Hallo, ich habe diesen Weg gewählt, mit dem Tod meiner Mutter klarzukommen. Ob es der richtige ist, weiß ich nicht. Seit dem 23.03.07 bin ich in einem wie soll ich sagen Schockzustand und habe - glaube ich - bis jezt noch nicht einmal ernsthaft versucht, das für mich schrecklichste Erlebnis zu verarbeiten. Ich habe gelernt zu verdrängen in der kindlichen Hoffnung, eines Tages aufzuwachen und alles war nur ein Traum. Es ist jetzt aber mehr als ein Jahr her und ich wache immer noch jeden Tag auf und er ist noch da - dieser Klumpen im Magen, der mich auffrisst.

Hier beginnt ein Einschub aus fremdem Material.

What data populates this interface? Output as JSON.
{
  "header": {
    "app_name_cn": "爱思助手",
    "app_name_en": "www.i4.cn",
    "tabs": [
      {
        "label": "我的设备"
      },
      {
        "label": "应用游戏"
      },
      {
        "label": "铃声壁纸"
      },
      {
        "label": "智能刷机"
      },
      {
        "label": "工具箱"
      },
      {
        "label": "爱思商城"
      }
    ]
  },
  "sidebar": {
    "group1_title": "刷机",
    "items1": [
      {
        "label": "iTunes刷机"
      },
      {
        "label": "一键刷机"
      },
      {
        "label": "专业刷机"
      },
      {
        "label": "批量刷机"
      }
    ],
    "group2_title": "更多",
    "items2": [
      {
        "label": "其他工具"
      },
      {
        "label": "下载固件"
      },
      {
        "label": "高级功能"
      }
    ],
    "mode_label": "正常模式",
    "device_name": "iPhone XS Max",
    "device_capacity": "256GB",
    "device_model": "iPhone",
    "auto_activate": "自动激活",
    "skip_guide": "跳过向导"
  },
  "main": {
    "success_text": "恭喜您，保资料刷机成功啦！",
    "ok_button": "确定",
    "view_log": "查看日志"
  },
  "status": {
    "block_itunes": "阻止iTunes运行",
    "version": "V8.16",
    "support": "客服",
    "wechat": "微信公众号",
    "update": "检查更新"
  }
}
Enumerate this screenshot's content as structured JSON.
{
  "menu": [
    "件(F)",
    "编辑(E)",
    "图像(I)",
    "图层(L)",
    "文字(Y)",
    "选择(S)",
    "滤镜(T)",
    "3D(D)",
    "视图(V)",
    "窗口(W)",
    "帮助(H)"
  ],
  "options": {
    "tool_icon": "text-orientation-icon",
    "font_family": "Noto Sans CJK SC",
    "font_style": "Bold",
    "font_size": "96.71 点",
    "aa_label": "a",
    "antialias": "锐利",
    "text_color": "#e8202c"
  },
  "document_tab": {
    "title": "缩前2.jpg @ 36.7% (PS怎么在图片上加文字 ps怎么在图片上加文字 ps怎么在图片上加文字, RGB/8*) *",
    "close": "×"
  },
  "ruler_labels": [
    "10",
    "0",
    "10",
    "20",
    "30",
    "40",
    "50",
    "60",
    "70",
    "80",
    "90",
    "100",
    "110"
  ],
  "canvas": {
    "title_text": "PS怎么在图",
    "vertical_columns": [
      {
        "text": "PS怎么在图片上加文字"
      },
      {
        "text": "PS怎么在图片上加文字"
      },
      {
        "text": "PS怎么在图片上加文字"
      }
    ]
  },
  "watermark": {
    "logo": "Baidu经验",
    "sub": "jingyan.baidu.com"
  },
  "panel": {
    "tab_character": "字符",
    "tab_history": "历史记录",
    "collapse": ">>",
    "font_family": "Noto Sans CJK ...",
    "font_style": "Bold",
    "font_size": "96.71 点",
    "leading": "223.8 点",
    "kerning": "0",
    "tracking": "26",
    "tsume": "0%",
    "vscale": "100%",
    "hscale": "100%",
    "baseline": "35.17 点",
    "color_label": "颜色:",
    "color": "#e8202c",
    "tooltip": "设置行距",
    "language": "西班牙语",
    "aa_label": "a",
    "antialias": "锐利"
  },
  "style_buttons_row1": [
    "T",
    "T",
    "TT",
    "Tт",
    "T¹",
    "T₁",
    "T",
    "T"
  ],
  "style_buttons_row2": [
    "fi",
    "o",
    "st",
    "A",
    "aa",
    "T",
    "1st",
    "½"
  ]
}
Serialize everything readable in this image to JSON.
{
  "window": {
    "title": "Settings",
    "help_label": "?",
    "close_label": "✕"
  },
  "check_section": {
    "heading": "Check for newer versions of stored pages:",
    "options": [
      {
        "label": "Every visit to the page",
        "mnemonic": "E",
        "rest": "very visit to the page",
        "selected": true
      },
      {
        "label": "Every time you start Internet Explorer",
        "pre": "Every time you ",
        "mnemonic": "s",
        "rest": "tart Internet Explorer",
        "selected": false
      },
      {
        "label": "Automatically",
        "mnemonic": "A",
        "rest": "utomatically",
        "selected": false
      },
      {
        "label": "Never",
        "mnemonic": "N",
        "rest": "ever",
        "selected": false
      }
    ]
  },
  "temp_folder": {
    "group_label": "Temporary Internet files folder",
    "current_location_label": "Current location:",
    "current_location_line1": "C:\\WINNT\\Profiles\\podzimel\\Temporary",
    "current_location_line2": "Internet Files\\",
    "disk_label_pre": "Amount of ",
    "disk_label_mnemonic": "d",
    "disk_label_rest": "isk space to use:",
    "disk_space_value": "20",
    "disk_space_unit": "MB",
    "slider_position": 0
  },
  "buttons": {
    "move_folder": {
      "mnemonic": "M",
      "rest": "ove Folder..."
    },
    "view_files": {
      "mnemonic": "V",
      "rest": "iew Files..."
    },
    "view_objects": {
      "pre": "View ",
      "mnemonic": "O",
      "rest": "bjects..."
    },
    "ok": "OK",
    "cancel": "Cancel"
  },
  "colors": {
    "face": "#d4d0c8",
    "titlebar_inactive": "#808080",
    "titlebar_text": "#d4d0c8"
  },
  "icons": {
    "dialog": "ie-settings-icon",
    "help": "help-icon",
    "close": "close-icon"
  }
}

Meine Ma ist im März letzten Jahres an Krebs gestorben. Ich habe sie aus dem Krankenhaus geholt und bin zu ihr in die Wohnung gezogen. Wir hatten eine Woche lang nur uns beide. Dank der Medikamente hatte sie keine Schmerzen, wir konnten uns die ersten beiden Tage auch noch gut unterhalten, naja ich redete mehr, sie hörte zu und verstand. Wir waren beide zusammen, als sie von mir ging. Auch jetzt beim schreiben trifft mich der Schmerz. Ich hoffe so sehr, dass ich drüber reden kann ohne, dass die Augen sich füllen, der Hals dick wird. Ich kann die Situation im letzten Jahr hier in meinem ersten Brief nicht vollends schreiben, das würde erstmal zuviel werden.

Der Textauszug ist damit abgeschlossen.